Alguien habló un poco críticamente de las orquestas infanto juveniles, diciendo ¿porqué enseñarles?. Yo tengo mi opinión, pero respeto la opinión de todos. Las orquestas infanto juveniles están al lado de las morenadas, no es solo una cuestión de danza clásica o música clásica, la música es un valor universal y tiene que ser una opción en el menú, hay niños que podrán elegir una música barroca y europea y hay niños que no, en general hay más orquestas de repertorio popular que de europeo, pero dado que el repertorio europeo existe si es hegemónico no funciona.

Esto que yo les cuento es muy bueno. Pero tiene un inconveniente trabajar con gobiernos, tiene un inconveniente lograrlo todo. ¿Cuál es ese inconveniente?, que es muy difícil trabajar con los otros, que es muy difícil poner en conjunto lo que son las organizaciones sociales con los gobiernos. Porque todo lo que necesitamos está entre las organizaciones sociales, los gobiernos y la cooperación internacional para el desarrollo. Todo es posible pero nada es posible.

Ejercicio 3

Vamos a contestar una pregunta en función de producir las articulaciones parecidas a nuestro círculo del inicio y lograr entonces lo que necesitamos articular:

A los organismos de gobierno.

¿Qué nos falta a los organismos de gobierno para producir las articulaciones?. 

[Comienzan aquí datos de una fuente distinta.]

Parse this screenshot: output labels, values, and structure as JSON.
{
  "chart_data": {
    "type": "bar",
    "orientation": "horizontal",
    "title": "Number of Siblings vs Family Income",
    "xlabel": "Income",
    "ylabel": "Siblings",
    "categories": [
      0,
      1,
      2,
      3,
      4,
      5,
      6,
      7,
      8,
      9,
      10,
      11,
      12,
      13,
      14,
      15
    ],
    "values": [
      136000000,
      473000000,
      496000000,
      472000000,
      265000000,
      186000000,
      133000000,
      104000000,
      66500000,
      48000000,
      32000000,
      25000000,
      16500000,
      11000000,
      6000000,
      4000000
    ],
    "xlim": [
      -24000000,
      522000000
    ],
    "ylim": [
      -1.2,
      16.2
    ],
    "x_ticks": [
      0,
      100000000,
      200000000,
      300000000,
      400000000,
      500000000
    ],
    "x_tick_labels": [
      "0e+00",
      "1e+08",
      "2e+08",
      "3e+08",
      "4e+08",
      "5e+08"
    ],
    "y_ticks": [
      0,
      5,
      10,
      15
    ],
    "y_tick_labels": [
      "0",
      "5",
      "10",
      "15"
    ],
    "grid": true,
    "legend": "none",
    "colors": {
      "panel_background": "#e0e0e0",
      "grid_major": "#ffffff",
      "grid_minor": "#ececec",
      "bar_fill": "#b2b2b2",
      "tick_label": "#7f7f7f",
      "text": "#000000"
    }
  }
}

A los organismos de cooperación internacional.

¿Qué dificultades tenemos los organismos de cooperación internacional para producir estas articulaciones que necesitamos en esta estructura de 1.000 hojas que es lo pequeño, lo comunitario, lo local y lo global?.

A las organizaciones sociales.

¿Qué nos falta para articularnos entre nosotros, con los gobiernos, para trabajar con la cooperación internacional para el desarrollo?

A los gobiernos.

¿Que nos falta para poder implementar estas lógicas de cultura viva comunitaria, de abajo hacia arriba, de cultura real?.